Syllepte dinawa

Scientific classification
- Domain: Eukaryota
- Kingdom: Animalia
- Phylum: Arthropoda
- Class: Insecta
- Order: Lepidoptera
- Family: Crambidae
- Genus: Syllepte
- Species: S. dinawa
- Binomial name: Syllepte dinawa (Kenrick, 1912)
- Synonyms: Sylepta dinawa Kenrick, 1912;

= Syllepte dinawa =

- Authority: (Kenrick, 1912)
- Synonyms: Sylepta dinawa Kenrick, 1912

Species of moth

Syllepte dinawa is a moth in the family Crambidae.
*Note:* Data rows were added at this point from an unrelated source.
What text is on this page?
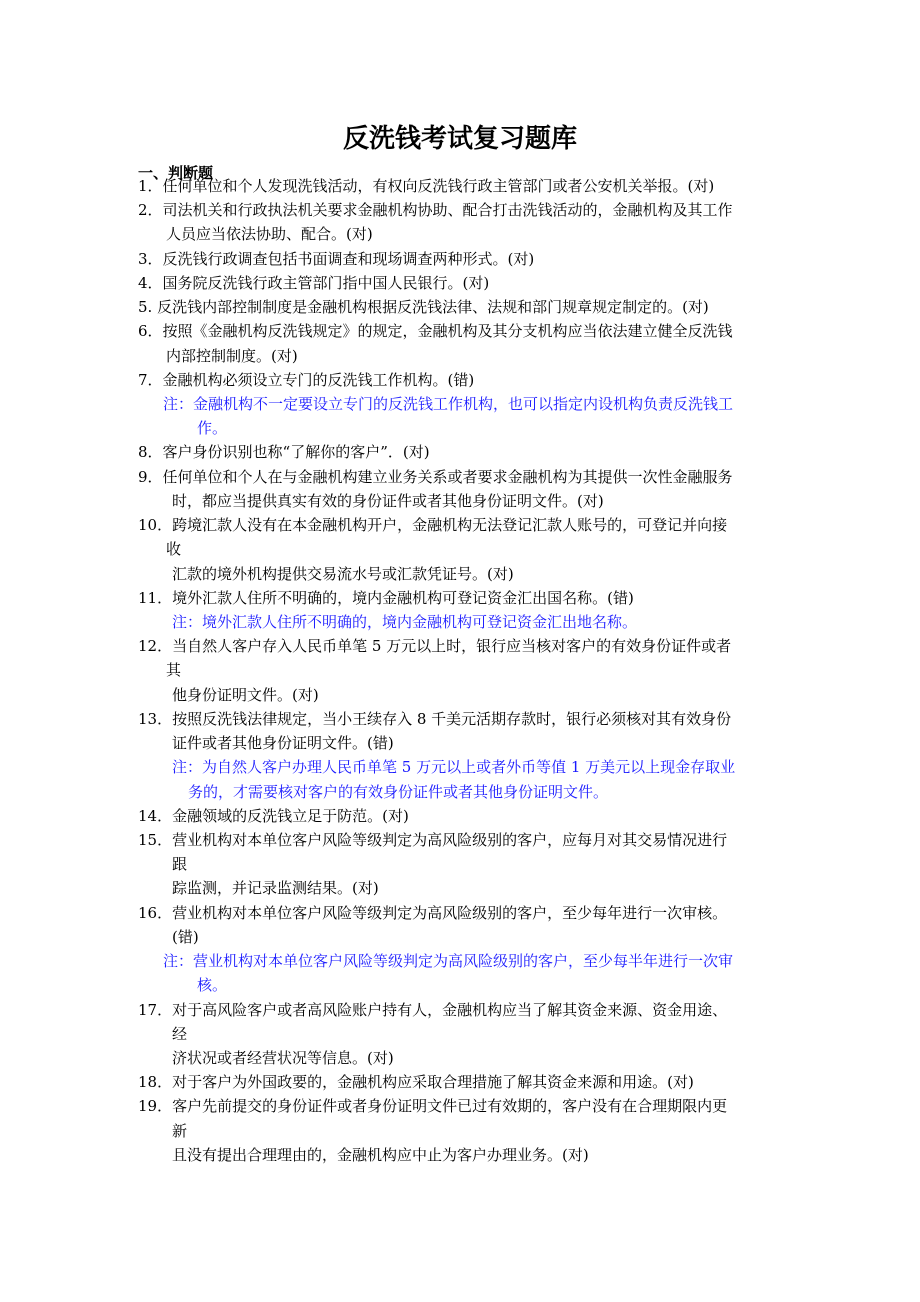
反洗钱考试复习题库
一、判断题
1．任何单位和个人发现洗钱活动，有权向反洗钱行政主管部门或者公安机关举报。(对)
2．司法机关和行政执法机关要求金融机构协助、配合打击洗钱活动的，金融机构及其工作
人员应当依法协助、配合。(对)
3．反洗钱行政调查包括书面调查和现场调查两种形式。(对)
4．国务院反洗钱行政主管部门指中国人民银行。(对)
5. 反洗钱内部控制制度是金融机构根据反洗钱法律、法规和部门规章规定制定的。(对)
6．按照《金融机构反洗钱规定》的规定，金融机构及其分支机构应当依法建立健全反洗钱
内部控制制度。(对)
7．金融机构必须设立专门的反洗钱工作机构。(错)
注：金融机构不一定要设立专门的反洗钱工作机构，也可以指定内设机构负责反洗钱工
作。
8．客户身份识别也称“了解你的客户”．(对)
9．任何单位和个人在与金融机构建立业务关系或者要求金融机构为其提供一次性金融服务
时，都应当提供真实有效的身份证件或者其他身份证明文件。(对)
10．跨境汇款人没有在本金融机构开户，金融机构无法登记汇款人账号的，可登记并向接
收
汇款的境外机构提供交易流水号或汇款凭证号。(对)
11．境外汇款人住所不明确的，境内金融机构可登记资金汇出国名称。(错)
注：境外汇款人住所不明确的，境内金融机构可登记资金汇出地名称。
12．当自然人客户存入人民币单笔 5 万元以上时，银行应当核对客户的有效身份证件或者
其
他身份证明文件。(对)
13．按照反洗钱法律规定，当小王续存入 8 千美元活期存款时，银行必须核对其有效身份
证件或者其他身份证明文件。(错)
注：为自然人客户办理人民币单笔 5 万元以上或者外币等值 1 万美元以上现金存取业
务的，才需要核对客户的有效身份证件或者其他身份证明文件。
14．金融领域的反洗钱立足于防范。(对)
15．营业机构对本单位客户风险等级判定为高风险级别的客户，应每月对其交易情况进行
跟
踪监测，并记录监测结果。(对)
16．营业机构对本单位客户风险等级判定为高风险级别的客户，至少每年进行一次审核。
(错)
注：营业机构对本单位客户风险等级判定为高风险级别的客户，至少每半年进行一次审
核。
17．对于高风险客户或者高风险账户持有人，金融机构应当了解其资金来源、资金用途、
经
济状况或者经营状况等信息。(对)
18．对于客户为外国政要的，金融机构应采取合理措施了解其资金来源和用途。(对)
19．客户先前提交的身份证件或者身份证明文件已过有效期的，客户没有在合理期限内更
新
且没有提出合理理由的，金融机构应中止为客户办理业务。(对)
It was described by George Hamilton Kenrick in 1912 and is found in Papua New Guinea.

The wingspan is approximately 42 mm. The forewings are pale ochreous, clouded with dark grey. There is an irregular dark antemedian line and a vague postmedian line with a branch towards the angle. The apex is broadly irrorated (sprinkled) with dark and below the costa at the end of the cell is a lunate mark. There is another smaller mark nearer the base. The hindwings are pale semihyaline (almost glass-like), with traces of dark ante- and postmedian lines, while the hind margin has a broad dark shade.